Elargissons un peu, maintenant. Les résultats positifs de l'intégration des Ukrainiens auraient tendance à donner raison aux voix qui s'élèvent depuis longtemps pour que les demandeuses et demandeurs d'asile puissent avoir rapidement accès au marché du travail, par exemple. Pourquoi ce qui fonctionne pour les Ukrainiens ne fonctionnerait pas pour les autres?

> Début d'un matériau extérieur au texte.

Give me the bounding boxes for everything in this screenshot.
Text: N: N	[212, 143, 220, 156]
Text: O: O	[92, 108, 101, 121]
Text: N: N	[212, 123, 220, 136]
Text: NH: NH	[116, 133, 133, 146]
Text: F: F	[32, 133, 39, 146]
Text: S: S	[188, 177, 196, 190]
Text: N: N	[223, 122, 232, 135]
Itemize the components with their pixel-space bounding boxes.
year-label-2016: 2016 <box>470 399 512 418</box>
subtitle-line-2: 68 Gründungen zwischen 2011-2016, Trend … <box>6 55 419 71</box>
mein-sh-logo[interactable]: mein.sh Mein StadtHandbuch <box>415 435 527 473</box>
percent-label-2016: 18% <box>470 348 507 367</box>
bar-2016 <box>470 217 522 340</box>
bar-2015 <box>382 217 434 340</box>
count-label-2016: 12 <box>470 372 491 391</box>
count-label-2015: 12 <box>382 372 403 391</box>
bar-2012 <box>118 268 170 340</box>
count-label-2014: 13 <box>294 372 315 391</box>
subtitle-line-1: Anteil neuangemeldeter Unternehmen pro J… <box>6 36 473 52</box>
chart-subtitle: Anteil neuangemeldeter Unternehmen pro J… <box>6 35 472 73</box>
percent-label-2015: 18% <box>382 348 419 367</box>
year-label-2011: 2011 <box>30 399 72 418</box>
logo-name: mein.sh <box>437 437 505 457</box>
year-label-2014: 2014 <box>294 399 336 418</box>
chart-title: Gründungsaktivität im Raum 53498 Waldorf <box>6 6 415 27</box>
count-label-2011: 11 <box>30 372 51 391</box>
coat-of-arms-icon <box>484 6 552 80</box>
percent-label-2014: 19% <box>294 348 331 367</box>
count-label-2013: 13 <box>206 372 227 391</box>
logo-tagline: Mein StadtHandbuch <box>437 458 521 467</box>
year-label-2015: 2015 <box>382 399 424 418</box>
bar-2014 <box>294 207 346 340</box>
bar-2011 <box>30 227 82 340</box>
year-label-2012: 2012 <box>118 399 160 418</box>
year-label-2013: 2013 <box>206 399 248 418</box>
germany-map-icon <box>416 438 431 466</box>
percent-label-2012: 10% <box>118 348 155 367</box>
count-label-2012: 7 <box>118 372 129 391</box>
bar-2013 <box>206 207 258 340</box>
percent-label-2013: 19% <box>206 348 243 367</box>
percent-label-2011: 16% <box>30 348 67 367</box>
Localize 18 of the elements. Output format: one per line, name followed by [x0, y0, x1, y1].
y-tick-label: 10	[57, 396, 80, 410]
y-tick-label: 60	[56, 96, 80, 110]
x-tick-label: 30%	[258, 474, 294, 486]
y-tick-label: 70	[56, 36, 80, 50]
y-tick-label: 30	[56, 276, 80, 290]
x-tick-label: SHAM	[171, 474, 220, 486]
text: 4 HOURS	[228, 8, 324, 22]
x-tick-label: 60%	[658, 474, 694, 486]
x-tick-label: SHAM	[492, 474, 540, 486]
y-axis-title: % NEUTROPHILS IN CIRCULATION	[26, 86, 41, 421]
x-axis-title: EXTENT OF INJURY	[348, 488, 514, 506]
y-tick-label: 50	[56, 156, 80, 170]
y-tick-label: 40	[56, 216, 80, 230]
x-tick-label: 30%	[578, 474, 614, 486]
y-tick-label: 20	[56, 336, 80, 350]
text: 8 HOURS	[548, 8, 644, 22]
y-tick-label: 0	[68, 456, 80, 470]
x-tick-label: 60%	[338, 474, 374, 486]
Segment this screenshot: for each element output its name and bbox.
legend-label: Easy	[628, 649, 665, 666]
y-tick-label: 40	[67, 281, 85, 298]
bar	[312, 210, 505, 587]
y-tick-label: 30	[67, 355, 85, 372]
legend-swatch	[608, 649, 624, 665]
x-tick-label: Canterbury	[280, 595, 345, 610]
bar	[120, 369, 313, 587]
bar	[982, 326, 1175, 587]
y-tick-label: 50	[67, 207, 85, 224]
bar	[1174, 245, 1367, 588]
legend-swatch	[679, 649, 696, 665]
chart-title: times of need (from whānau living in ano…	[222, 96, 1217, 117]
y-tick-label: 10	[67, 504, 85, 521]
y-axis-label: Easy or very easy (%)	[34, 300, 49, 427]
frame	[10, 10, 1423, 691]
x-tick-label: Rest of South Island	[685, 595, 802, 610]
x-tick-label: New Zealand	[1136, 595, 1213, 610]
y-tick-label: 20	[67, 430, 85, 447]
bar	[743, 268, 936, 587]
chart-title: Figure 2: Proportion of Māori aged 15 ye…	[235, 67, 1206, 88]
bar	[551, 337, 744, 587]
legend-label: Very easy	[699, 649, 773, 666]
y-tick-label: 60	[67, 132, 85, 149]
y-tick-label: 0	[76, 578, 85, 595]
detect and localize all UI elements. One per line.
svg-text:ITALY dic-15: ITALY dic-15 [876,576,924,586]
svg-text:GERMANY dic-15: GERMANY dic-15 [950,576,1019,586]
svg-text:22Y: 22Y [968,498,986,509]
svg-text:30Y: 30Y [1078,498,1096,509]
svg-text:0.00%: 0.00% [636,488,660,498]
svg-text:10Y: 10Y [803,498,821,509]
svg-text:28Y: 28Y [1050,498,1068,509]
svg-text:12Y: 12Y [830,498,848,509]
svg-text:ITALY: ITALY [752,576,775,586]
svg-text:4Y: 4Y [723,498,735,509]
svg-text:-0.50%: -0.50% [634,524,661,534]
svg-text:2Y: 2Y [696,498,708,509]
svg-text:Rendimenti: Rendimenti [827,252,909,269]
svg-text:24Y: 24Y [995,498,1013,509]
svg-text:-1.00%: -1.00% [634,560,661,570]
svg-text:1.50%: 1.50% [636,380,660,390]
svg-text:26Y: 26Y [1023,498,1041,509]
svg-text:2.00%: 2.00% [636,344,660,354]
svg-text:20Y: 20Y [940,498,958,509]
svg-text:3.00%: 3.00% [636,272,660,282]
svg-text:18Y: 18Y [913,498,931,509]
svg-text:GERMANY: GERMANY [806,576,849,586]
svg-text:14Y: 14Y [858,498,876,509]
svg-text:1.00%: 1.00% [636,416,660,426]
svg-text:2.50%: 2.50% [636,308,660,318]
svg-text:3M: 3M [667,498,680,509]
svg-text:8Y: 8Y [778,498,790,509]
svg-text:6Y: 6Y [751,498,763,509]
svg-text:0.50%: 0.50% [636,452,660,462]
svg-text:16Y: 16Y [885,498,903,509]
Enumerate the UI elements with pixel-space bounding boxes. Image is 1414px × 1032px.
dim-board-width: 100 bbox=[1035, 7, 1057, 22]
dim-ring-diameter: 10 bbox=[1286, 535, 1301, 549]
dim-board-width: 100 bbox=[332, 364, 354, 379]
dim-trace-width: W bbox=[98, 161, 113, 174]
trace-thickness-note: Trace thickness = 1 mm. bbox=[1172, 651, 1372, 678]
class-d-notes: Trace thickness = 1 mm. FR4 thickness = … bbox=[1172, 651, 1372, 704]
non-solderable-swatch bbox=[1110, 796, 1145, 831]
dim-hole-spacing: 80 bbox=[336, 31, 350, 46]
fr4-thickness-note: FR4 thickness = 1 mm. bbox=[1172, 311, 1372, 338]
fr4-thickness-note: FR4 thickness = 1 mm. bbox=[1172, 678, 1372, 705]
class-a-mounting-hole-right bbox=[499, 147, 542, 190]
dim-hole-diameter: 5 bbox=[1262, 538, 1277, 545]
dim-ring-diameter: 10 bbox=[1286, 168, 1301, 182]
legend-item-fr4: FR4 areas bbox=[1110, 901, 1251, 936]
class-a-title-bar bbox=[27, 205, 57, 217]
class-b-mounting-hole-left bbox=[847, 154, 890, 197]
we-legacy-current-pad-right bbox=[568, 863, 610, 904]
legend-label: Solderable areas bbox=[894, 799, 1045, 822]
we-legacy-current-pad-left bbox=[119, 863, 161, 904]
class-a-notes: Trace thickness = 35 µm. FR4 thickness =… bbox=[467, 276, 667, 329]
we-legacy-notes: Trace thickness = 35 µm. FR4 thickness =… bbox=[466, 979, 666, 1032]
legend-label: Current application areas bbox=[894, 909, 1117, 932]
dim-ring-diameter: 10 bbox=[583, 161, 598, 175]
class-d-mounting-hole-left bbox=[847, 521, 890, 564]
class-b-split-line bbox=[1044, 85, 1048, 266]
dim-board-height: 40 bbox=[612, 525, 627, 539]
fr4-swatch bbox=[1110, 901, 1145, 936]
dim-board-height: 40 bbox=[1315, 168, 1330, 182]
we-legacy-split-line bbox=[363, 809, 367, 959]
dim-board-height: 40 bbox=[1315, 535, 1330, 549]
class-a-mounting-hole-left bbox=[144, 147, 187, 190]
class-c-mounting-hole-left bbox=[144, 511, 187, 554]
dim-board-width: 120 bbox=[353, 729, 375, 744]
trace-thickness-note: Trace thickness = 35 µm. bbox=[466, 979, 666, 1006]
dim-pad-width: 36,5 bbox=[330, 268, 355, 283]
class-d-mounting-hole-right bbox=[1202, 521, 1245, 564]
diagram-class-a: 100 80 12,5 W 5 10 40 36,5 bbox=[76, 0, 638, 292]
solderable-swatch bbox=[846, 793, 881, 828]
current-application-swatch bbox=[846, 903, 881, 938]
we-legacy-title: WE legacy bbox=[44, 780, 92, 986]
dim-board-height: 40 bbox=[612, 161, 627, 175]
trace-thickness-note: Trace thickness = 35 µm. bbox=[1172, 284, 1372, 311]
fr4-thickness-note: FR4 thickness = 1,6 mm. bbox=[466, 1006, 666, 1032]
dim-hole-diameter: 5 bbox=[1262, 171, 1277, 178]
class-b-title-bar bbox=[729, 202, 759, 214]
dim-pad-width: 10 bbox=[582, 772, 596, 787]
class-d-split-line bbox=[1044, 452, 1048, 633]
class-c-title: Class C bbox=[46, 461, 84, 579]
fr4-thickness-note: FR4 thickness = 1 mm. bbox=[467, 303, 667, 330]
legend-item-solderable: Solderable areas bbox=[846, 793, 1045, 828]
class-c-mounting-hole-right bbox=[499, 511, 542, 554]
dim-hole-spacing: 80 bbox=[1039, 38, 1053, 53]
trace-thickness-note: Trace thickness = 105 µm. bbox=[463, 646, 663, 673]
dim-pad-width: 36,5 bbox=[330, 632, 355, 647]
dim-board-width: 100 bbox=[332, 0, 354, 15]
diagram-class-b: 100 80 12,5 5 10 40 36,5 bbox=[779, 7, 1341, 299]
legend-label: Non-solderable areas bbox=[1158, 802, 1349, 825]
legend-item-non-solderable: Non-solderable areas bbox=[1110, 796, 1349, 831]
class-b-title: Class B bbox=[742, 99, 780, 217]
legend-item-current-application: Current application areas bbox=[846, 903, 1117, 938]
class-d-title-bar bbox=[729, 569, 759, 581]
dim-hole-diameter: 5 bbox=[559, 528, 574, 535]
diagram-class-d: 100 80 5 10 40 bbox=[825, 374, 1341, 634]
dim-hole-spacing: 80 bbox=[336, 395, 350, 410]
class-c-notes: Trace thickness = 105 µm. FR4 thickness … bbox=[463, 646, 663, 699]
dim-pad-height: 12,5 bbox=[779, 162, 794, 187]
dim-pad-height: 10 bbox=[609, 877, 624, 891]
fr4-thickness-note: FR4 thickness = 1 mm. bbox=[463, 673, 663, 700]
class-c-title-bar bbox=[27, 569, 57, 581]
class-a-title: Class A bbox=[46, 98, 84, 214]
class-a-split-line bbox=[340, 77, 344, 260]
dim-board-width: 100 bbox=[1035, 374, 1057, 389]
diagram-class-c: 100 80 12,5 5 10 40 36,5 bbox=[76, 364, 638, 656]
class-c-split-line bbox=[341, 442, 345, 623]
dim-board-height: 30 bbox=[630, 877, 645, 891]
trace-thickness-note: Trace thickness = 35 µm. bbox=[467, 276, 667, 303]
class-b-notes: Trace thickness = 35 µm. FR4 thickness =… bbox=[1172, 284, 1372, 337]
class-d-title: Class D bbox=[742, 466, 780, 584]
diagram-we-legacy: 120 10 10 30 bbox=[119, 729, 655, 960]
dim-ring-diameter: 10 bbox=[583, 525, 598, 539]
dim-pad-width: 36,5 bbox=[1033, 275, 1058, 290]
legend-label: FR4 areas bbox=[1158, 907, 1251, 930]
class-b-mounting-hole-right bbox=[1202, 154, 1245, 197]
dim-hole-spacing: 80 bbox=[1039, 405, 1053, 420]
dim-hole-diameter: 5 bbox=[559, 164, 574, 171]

La question qui se pose désormais est bien celle-ci. On devrait aller vers ce modèle pour d'autres populations. Mais il y a deux gros obstacles. D'un côté, il faudrait que le politique et la population soutiennent l'extension de ces droits. Et je doute que ce soit le cas: dans le cas des Ukrainiens, on a affaire à des personnes qui sont considérées comme Européennes et qui fuient un régime présenté comme notre ennemi commun. Ce sont aussi beaucoup de femmes et d'enfants, qui sont moins perçus comme des menaces que d'autres populations du domaine de l'asile, qui sont plus masculines. Et puis, un deuxième problème surgit: normalement et au contraire de la procédure dont bénéficient les Ukrainiens, l'octroi de l'asile se fait sur une base individuelle après un examen de la demande (ndlr: la personne doit prouver être persécutée personnellement). Or, on ne pourrait pas, aux plans politique et juridique, donner d'emblée à n'importe quelle demandeuse ou demandeur d'asile un statut. Ça ne serait jamais accepté par la population.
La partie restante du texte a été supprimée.